Mardi 15 septembre 2026, à New York se tenait une importante rencontre diplomatique, réunissant le ministre des Affaires étrangères, Nasser Bourita, son homologue israélien Gideon Saar, l’ambassadeur américain auprès de l’ONU, Mike Waltz, ainsi que d’autres représentants de pays signataires des accords d’Abraham. Les nouveaux engagements que le Maroc et Israël y ont pris ne sont pas passés inaperçus.
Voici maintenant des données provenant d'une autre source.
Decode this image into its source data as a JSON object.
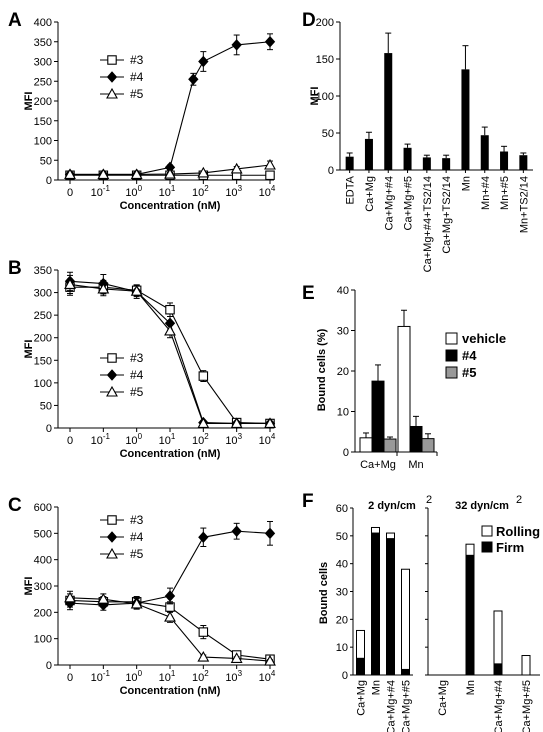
{
  "chart_data": [
    {
      "panel": "A",
      "type": "line",
      "xlabel": "Concentration (nM)",
      "ylabel": "MFI",
      "x_ticks": [
        "0",
        "10-1",
        "100",
        "101",
        "102",
        "103",
        "104"
      ],
      "ylim": [
        0,
        400
      ],
      "y_ticks": [
        0,
        50,
        100,
        150,
        200,
        250,
        300,
        350,
        400
      ],
      "legend": "upper-left",
      "series": [
        {
          "name": "#3",
          "marker": "open-square",
          "x": [
            0,
            1,
            2,
            3,
            4,
            5,
            6
          ],
          "y": [
            12,
            12,
            12,
            12,
            12,
            12,
            12
          ],
          "err": [
            5,
            4,
            4,
            4,
            4,
            5,
            5
          ]
        },
        {
          "name": "#4",
          "marker": "filled-diamond",
          "x": [
            0,
            1,
            2,
            3,
            3.7,
            4,
            5,
            6
          ],
          "y": [
            14,
            14,
            14,
            32,
            255,
            300,
            342,
            350
          ],
          "err": [
            4,
            4,
            4,
            6,
            15,
            25,
            25,
            20
          ]
        },
        {
          "name": "#5",
          "marker": "open-triangle",
          "x": [
            0,
            1,
            2,
            3,
            4,
            5,
            6
          ],
          "y": [
            14,
            14,
            14,
            15,
            18,
            28,
            38
          ],
          "err": [
            4,
            4,
            4,
            4,
            5,
            6,
            10
          ]
        }
      ]
    },
    {
      "panel": "B",
      "type": "line",
      "xlabel": "Concentration (nM)",
      "ylabel": "MFI",
      "x_ticks": [
        "0",
        "10-1",
        "100",
        "101",
        "102",
        "103",
        "104"
      ],
      "ylim": [
        0,
        350
      ],
      "y_ticks": [
        0,
        50,
        100,
        150,
        200,
        250,
        300,
        350
      ],
      "legend": "lower-left",
      "series": [
        {
          "name": "#3",
          "marker": "open-square",
          "x": [
            0,
            1,
            2,
            3,
            4,
            5,
            6
          ],
          "y": [
            312,
            312,
            305,
            262,
            115,
            12,
            10
          ],
          "err": [
            18,
            15,
            12,
            15,
            12,
            4,
            4
          ]
        },
        {
          "name": "#4",
          "marker": "filled-diamond",
          "x": [
            0,
            1,
            2,
            3,
            4,
            5,
            6
          ],
          "y": [
            325,
            320,
            302,
            232,
            12,
            10,
            10
          ],
          "err": [
            20,
            20,
            15,
            15,
            4,
            4,
            4
          ]
        },
        {
          "name": "#5",
          "marker": "open-triangle",
          "x": [
            0,
            1,
            2,
            3,
            4,
            5,
            6
          ],
          "y": [
            318,
            308,
            303,
            215,
            10,
            10,
            10
          ],
          "err": [
            20,
            15,
            12,
            15,
            4,
            4,
            4
          ]
        }
      ]
    },
    {
      "panel": "C",
      "type": "line",
      "xlabel": "Concentration (nM)",
      "ylabel": "MFI",
      "x_ticks": [
        "0",
        "10-1",
        "100",
        "101",
        "102",
        "103",
        "104"
      ],
      "ylim": [
        0,
        600
      ],
      "y_ticks": [
        0,
        100,
        200,
        300,
        400,
        500,
        600
      ],
      "legend": "upper-left",
      "series": [
        {
          "name": "#3",
          "marker": "open-square",
          "x": [
            0,
            1,
            2,
            3,
            4,
            5,
            6
          ],
          "y": [
            245,
            240,
            240,
            220,
            125,
            38,
            22
          ],
          "err": [
            25,
            20,
            20,
            20,
            25,
            10,
            8
          ]
        },
        {
          "name": "#4",
          "marker": "filled-diamond",
          "x": [
            0,
            1,
            2,
            3,
            4,
            5,
            6
          ],
          "y": [
            235,
            228,
            235,
            262,
            485,
            508,
            500
          ],
          "err": [
            25,
            20,
            20,
            30,
            35,
            30,
            45
          ]
        },
        {
          "name": "#5",
          "marker": "open-triangle",
          "x": [
            0,
            1,
            2,
            3,
            4,
            5,
            6
          ],
          "y": [
            255,
            250,
            232,
            182,
            30,
            25,
            15
          ],
          "err": [
            25,
            20,
            20,
            20,
            8,
            6,
            5
          ]
        }
      ]
    },
    {
      "panel": "D",
      "type": "bar",
      "ylabel": "MFI",
      "ylim": [
        0,
        200
      ],
      "y_ticks": [
        0,
        50,
        100,
        150,
        200
      ],
      "categories": [
        "EDTA",
        "Ca+Mg",
        "Ca+Mg+#4",
        "Ca+Mg+#5",
        "Ca+Mg+#4+TS2/14",
        "Ca+Mg+TS2/14",
        "Mn",
        "Mn+#4",
        "Mn+#5",
        "Mn+TS2/14"
      ],
      "values": [
        18,
        42,
        158,
        30,
        17,
        16,
        136,
        47,
        25,
        20
      ],
      "errors": [
        5,
        9,
        27,
        5,
        3,
        4,
        32,
        11,
        7,
        3
      ]
    },
    {
      "panel": "E",
      "type": "bar",
      "ylabel": "Bound cells (%)",
      "ylim": [
        0,
        40
      ],
      "y_ticks": [
        0,
        10,
        20,
        30,
        40
      ],
      "categories": [
        "Ca+Mg",
        "Mn"
      ],
      "legend": "right",
      "series": [
        {
          "name": "vehicle",
          "color": "#ffffff",
          "values": [
            3.5,
            31
          ],
          "errors": [
            1.2,
            4
          ]
        },
        {
          "name": "#4",
          "color": "#000000",
          "values": [
            17.5,
            6.3
          ],
          "errors": [
            4,
            2.5
          ]
        },
        {
          "name": "#5",
          "color": "#999999",
          "values": [
            3.2,
            3.3
          ],
          "errors": [
            0.5,
            1.2
          ]
        }
      ]
    },
    {
      "panel": "F",
      "type": "bar",
      "stacked": true,
      "ylabel": "Bound cells",
      "ylim": [
        0,
        60
      ],
      "y_ticks": [
        0,
        10,
        20,
        30,
        40,
        50,
        60
      ],
      "legend": "top-right",
      "groups": [
        {
          "title": "2 dyn/cm",
          "superscript": "2",
          "categories": [
            "Ca+Mg",
            "Mn",
            "Ca+Mg+#4",
            "Ca+Mg+#5"
          ],
          "firm": [
            6,
            51,
            49,
            2
          ],
          "rolling": [
            10,
            2,
            2,
            36
          ]
        },
        {
          "title": "32 dyn/cm",
          "superscript": "2",
          "categories": [
            "Ca+Mg",
            "Mn",
            "Ca+Mg+#4",
            "Ca+Mg+#5"
          ],
          "firm": [
            0,
            43,
            4,
            0
          ],
          "rolling": [
            0,
            4,
            19,
            7
          ]
        }
      ],
      "series": [
        {
          "name": "Rolling",
          "color": "#ffffff"
        },
        {
          "name": "Firm",
          "color": "#000000"
        }
      ]
    }
  ]
}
Rien de cet événement ne pouvait passer inaperçu. Ni la présence des ministres des Affaires étrangères du Maroc et d’Israël réunis autour de l’ambassadeur américain auprès de l’ONU; ni le contexte dans lequel se tenait la rencontre; ni les décisions qui y ont été prises; et encore moins la déclaration tripartite qui a acté les nouvelles intentions des parties concernées.
La rencontre s’est tenue au lendemain d’une réception donnée par l’ambassadeur Waltz pour marquer le sixième anniversaire des accords d’Abraham, à laquelle étaient présents, outre les représentants des États-Unis, du Maroc et d’Israël, ceux des Émirats arabes unis, de Bahreïn et du Kazakhstan.
Organisée sous l’égide des États-Unis, elle était dédiée aux relations bilatérales maroco-israéliennes, qui à cette occasion devaient être élevées à un plus haut niveau. C’est ainsi que dans la Déclaration paraphée par les 3 pays, le Maroc et Israël ont annoncé que leurs bureaux de liaison actuellement en place à Rabat et Tel-Aviv seront remplacés par des ambassades et qu’ils procéderont à la nomination de leurs ambassadeurs respectifs.
De même qu’ils se sont engagés à mettre en œuvre une série de décisions prises à cette occasion. Sur le volet économique, notamment, ils sont convenus de boucler, d’ici fin 2026, deux accords-clés. Le premier portant sur la protection des investissements, le deuxième sur la double imposition, afin de donner un nouvel élan aux échanges commerciaux entre les deux pays.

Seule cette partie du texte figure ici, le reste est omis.